An increase in the wages of public servants – originally due to kick in on April 1, in terms of a wage agreement reached in 2018 – is still on ice after Finance Minister Tito Mboweni announced an ambitious plan in his Budget address to save some R160 billion in the state’s wage bill over three years.

One of the criticisms of South Africa’s fiscal management by rating agencies has the inability of the state to rein in expenditure, with the growing public sector wage bill a key item highlighted. The state hired more than 190 000 employees between 2007 and 2012, which helped offset job losses after the last global recession. However, the main cause for concern is not necessarily the total number of public sector jobs, but rather that rate of salary increases in the public sector has consistently outpaced the private sector. 

In his address to Parliament in February, Mboweni said the public sector wage bill was expected to be cut by R37.8 billion in 2020/21, in 2020/21, R54.9 billion in 2021/22 and R67.5 billion in 2022/23. “Organised labour understands where we are.

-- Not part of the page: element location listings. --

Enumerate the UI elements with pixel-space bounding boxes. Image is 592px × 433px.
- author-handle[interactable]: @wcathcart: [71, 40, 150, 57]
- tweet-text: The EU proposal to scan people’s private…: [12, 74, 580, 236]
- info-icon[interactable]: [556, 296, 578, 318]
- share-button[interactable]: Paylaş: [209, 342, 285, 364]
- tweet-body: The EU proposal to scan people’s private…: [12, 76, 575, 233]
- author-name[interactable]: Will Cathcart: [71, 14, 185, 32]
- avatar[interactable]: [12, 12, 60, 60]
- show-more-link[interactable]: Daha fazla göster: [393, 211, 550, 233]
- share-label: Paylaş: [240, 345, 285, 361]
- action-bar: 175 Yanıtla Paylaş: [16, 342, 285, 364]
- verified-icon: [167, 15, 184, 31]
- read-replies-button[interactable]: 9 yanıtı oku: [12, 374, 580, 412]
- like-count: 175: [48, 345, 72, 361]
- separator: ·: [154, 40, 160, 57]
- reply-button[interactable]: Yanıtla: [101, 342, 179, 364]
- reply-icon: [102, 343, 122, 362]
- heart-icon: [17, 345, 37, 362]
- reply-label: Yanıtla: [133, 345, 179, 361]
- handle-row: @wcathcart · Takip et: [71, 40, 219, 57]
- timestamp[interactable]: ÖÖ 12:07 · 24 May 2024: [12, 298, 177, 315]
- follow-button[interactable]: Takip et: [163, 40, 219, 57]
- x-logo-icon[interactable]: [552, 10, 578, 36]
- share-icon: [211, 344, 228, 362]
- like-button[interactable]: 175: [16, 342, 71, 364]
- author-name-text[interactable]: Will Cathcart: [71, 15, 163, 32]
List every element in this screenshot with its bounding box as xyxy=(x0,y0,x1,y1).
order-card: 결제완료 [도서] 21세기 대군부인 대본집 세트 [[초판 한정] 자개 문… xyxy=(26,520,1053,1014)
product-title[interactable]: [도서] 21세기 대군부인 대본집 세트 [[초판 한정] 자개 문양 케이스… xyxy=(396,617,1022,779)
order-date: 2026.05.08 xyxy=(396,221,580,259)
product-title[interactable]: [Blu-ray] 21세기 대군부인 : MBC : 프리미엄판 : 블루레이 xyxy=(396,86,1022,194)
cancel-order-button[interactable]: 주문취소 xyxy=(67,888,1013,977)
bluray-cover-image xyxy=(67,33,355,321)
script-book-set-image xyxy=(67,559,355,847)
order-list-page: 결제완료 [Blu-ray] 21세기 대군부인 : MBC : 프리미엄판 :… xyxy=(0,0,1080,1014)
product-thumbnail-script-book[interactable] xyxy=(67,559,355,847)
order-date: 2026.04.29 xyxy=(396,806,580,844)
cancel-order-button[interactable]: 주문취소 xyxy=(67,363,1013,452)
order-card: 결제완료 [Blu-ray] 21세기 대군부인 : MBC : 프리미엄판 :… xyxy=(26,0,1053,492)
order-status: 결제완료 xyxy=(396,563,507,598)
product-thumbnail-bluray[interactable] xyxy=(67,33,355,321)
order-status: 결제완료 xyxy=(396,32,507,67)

They have made constructive proposals on a range of issues,” said Mboweni at the time.

But in the immediate aftermath of the announcement, Cosatu President Zingiswa Losi said the wage bill was not bloated, and accused the minister of being “irresponsible” in announcing his plans in his Budget address instead of in a collective bargaining process. 

Unions told Fin24 on Wednesday that the first steps had been taken towards declaring a dispute.

“Cosatu prepared a letter putting them [government] on terms. They acknowledged receipt of our letter. We are completing the referral of a dispute so that we follow the internal processes,” Mugwena Maluleke, General Secretary of the South African Democratic Teachers Union and the Congress of South African Trade Unions coordinator at the Public Service Coordinating Bargaining Council, told Fin24 on Wednesday afternoon.

“Our expectation is that the department [of public service and administration] should have processed the payment [of the increases]; however, the department up to so far has not given any indication.

“We are now going to go through the dispute resolution process.”

Once the Council appoints a commissioner, a conciliation or arbitration process will follow, Maluleke said.

“We don’t think there will be any solution, really, apart from the legal route that is prescribed by the Constitution of the PSCBC,” he said, adding that the collective agreement is “legally binding”.

Reuben Maleka, Assistant General Manager: Members’ Affairs for the Public Servants Association, told Fin24 on Wednesday that the PSA expected the increase to be adhered to as agreed upon in 2018.

He previously argued that this was “a matter of doing what is right”.

Approached by Fin24 for comment, Department of Public Service and Administration spokesperson Vukani Mbhele reiterated the department’s comments from a statement issued on Tuesday, emphasising that it “continued to look for solutions”.

“The Ministry wants to reiterate that the Department of Public Service and Administration is indeed seized with the matter and more importantly, recognises the need to handle everything with utmost sensitivity, respect and integrity,” Mbhele said, adding that the department would not be engaging further with media “until the end”.

Mounting pressure

However, Mbhele quoted Minister Senzo Mchunu’s earlier statement: “We want to reiterate that government remains committed to the implementation of the 2018 wage agreement notwithstanding the aforesaid difficulties, at stake is how to do it, and this matters most.”

Mchunu faces pressure from multiple angles, as he negotiates with unions who insist they have already compromised in accepting a lower increase than initially asked for; as well as mounting public pressure to cut expenditure on one of the largest chunks of government spend.

Last week, Moody’s Investor Services reduced the country’s credit to sub-investment grade or “junk” on their concerns about fiscal management by National Treasury. 

Opposition parties, too, have joined in the fray, with the Democratic Alliance on Wednesday calling for Mchunu to be sacked if he failed to cut the public sector wage bill by at least R37.8 billion in the 2020/21 financial year.

“Mchunu was issued a clear instruction by Finance Minister Tito Mboweni during his February budget: cut the public wage bill by R37.8 billion in 2020/21, by R54.9 billion in 2021/22, and by R67.5 billion in 2022/23, totaling R160.2 billion,” said DA spokesperson on finance Leon Schreiber.

Failing to do so would “condemn an entire generation of South Africans to debt servitude” and amount to “fiscal treason”, Schreiber said.

Meanwhile, unions have said that for now, they will follow through with the bargaining process to reach a resolution.

Asked whether there was a prospect of mass action during lockdown or the coronavirus outbreak, Maluleke said that legally the process would be to continue with conciliation or arbitration.

“Legally the recourse we have is the court route. For the moment there will be no mass action. That is my understanding in terms of the law,” he said.  

However, he added, it was “really incredible” and “regrettable” that public servants found themselves negotiating with government over the existing wage deal.